Annie Ruth Jiagge is a woman that will always be remembered in Ghana’s history books because of her numerous achievements but mostly because she was the first female in Ghana to become a judge after passing the bar in 1950.
She kicked off her career as a teacher at the Evangelical Presbyterian Girls School and proceeded to the London School of Economics and Political Science to pursue Law. The Achimota School alumnus established the Ghana National Council for Women and Development and was appointed to represent Ghana on a United Nations Commission.
Life, they say, is what you make it. Sometimes, it is not just about the individual since the influence parents have on the eventual success of their children cannot be ruled out. A particular parenting method or just one key decision made concerning children can set them apart from their peers and set them directly on the path to greatness.
Annie Ruth Jiagge became Ghana’s first female Judge, and this history only came to birth following a single good decision her parents made. She was born in Lome, a town in the then French Togoland, and could have spent the rest of her life there, but her parents knew how beneficial it would be for their daughter if she could speak and write good English, so they decided to change her environment.
She was sent to live with her grandmother in Keta, then in British Togoland, and there, she gradually learned the English Language. Annie Ruth Jiagge had her secondary school education at Achimota College. Her initial plan was to follow in her parent’s footsteps, so she set out to become a teacher just like them. She went through the training and graduated in 1937 with her certificate.
After school, she worked for a while as a school teacher and eventually became the Headmistress of the Evangelical Presbyterian Girls’ School from 1940 to 1946. Annie taught for six years, but by her last year as a teacher, she had come to the realization that she wanted her life to be beyond the classroom; becoming a lawyer was her next goal.

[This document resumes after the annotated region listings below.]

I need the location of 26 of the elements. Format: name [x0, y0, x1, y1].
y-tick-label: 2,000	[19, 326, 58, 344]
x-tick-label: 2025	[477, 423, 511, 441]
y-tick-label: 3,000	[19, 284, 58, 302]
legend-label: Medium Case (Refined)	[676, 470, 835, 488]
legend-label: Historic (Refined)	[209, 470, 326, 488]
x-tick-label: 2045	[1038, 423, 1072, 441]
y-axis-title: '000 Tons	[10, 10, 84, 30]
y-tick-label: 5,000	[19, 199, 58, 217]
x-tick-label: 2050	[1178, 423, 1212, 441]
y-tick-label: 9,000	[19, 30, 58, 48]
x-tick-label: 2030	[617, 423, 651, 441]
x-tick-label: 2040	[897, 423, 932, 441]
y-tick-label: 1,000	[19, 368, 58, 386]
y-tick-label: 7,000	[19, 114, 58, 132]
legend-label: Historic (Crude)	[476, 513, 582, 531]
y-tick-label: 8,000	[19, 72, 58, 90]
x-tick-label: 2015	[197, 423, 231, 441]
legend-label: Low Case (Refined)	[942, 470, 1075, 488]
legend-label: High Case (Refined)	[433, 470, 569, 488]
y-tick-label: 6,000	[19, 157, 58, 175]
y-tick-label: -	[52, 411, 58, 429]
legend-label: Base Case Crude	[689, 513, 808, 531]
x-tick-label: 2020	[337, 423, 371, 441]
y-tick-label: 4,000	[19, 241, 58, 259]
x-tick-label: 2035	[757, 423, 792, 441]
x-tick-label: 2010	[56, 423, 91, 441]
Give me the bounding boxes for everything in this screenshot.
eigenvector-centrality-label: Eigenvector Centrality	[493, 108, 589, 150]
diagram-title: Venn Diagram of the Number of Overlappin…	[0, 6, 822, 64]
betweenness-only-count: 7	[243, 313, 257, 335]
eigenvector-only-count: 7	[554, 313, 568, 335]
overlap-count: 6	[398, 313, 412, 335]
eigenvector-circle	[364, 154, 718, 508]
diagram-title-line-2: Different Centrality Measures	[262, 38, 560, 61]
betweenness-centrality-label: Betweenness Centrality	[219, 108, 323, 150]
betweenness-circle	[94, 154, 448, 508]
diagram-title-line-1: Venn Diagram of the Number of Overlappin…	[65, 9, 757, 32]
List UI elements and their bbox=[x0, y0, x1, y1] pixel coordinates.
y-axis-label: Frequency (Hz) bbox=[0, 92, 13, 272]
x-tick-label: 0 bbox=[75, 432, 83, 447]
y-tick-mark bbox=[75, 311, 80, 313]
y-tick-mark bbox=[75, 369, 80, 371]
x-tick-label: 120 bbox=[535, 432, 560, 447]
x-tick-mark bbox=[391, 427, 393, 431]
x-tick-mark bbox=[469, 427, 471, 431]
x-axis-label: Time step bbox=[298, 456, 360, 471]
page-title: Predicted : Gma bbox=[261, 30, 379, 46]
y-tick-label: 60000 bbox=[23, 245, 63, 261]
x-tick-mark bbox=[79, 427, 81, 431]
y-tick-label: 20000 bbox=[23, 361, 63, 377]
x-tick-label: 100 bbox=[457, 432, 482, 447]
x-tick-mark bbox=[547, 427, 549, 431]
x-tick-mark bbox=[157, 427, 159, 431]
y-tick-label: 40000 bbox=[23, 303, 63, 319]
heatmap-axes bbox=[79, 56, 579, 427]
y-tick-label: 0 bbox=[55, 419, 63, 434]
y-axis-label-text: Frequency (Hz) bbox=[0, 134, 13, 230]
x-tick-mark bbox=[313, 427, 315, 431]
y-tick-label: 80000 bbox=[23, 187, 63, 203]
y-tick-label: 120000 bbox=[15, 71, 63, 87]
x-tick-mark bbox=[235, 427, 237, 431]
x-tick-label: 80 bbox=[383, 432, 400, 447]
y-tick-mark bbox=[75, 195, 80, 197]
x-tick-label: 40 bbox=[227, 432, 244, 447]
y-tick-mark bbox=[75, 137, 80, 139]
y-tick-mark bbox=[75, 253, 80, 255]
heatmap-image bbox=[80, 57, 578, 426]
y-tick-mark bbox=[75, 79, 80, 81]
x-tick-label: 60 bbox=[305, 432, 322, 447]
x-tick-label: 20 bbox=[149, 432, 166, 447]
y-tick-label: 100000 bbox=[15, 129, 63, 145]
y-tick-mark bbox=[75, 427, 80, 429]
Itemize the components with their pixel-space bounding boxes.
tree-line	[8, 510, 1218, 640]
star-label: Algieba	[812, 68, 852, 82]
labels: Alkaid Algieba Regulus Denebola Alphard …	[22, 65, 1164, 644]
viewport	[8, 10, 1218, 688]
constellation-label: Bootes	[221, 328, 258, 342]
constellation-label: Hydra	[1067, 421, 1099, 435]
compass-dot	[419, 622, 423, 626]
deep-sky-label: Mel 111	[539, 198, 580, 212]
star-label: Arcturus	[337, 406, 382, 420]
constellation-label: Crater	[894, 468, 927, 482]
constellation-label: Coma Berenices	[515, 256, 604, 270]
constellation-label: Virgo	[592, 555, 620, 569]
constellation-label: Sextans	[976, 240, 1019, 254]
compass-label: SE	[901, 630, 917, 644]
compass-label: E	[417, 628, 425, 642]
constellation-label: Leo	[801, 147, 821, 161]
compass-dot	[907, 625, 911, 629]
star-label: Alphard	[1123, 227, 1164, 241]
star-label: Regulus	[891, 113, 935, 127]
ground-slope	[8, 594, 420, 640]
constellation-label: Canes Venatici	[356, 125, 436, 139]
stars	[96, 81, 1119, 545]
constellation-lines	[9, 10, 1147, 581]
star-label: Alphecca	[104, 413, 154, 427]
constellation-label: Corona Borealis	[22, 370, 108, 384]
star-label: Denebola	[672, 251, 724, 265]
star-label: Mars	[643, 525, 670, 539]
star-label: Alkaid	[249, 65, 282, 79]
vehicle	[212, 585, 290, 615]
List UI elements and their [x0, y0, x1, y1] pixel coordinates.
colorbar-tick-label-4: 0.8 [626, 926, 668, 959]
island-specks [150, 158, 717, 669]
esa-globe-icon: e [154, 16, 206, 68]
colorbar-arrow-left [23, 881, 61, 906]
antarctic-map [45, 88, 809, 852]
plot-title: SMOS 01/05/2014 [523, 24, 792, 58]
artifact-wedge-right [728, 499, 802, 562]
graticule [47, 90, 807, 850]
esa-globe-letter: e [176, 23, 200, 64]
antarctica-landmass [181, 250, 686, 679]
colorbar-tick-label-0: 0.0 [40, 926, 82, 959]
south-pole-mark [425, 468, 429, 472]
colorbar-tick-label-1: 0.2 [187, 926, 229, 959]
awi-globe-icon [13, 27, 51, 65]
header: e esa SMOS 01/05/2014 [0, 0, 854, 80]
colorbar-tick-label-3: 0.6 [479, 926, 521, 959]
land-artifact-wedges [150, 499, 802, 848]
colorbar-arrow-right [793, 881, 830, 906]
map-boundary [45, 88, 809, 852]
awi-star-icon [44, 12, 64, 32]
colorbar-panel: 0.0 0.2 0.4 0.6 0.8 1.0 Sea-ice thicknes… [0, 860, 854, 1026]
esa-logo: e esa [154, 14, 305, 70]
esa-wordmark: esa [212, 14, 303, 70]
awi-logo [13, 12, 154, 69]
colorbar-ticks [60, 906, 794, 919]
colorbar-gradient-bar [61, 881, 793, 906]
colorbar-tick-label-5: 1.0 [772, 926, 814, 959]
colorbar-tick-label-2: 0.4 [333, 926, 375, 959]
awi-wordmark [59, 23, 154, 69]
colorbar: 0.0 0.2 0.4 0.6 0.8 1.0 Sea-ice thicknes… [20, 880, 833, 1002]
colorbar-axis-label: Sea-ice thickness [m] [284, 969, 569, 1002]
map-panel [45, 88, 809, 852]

The driven aspiring lawyer took the bold step to apply to study at the London School of Economics and Political Science in 1946, and thankfully, she got in. Before leaving for London, a number of her male colleagues who thought they were looking out for her best interest approached and implored her to reconsider her decision to pursue law.
They believed that a venture of such kind would be difficult for a woman to undertake. One even offered to help her gain admission to a dress design school in Paris instead. Annie refused to heed her colleagues’ lack of trust in her capabilities and paid attention to the new goal ahead. To put their worries to rest, however, Annie assured them she would return to the Gold Coast if she failed to pass her first examination.
The brilliant young woman got to the London School of Economics and Political Science very poised to prove her former colleagues wrong, and she did just that. She sat for her first exams and smoothly aced them. After that, Annie successfully went through her studies, graduated with her LLB in 1949, and got called to the bar in 1950.
In an interview, Annie Ruth Jiagge encouraged women why they must never to look down on themselves or allow men to expect less from them. “We can do so much, but we must always do it as women, not as imitations of men. God has his purpose in making a woman as she is.
Her nature is different. He gave us equal intelligence with men and in addition, gave us the womanly qualities that make it possible for us to do what we must do in our way”, she told Abe and Edith Halpherin. Annie left the United Kingdom for her motherland the same year she got called to the bar and practiced law privately for a while. After three years, she transitioned from a lawyer to a magistrate after getting married.
She excelled in her new role and became a circuit court judge after six years. This made her the very first female judge in Ghana. She gradually rose through the ranks, becoming a High Court judge, an Appeal Court judge, and a president of the Court of Appeal. She was also known to be a strong advocate for women’s rights worldwide, in addition to her accomplishments as a lawyer and judge.
The judge was the primary architect of the Declaration on the Elimination of Discrimination Against Women. She was then got appointed to represent Ghana at the United Nations Commission on the Status of Women between 1962 and 1972. The Ghana National Council for Women and Development was afterward established by her in 1975.
During a speech at a UN Convention, she brought to light the vision of the organization: “In Ghana, the poorest of the illiterate are women. The aim is to raise the standard of living on a broad national basis by bringing into the productive sector of the economy, unskilled people who are mainly women and to integrate them in the development process at all levels”, she said.
The brilliant Ghanaian history-maker went on retirement in 1983. She was a mother to one child she adopted together with her husband. As a way of celebrating a trailblazer, Achimota School named one of its boarding houses after her. Annie sadly passed on June 12, 1996, in Accra at age 78.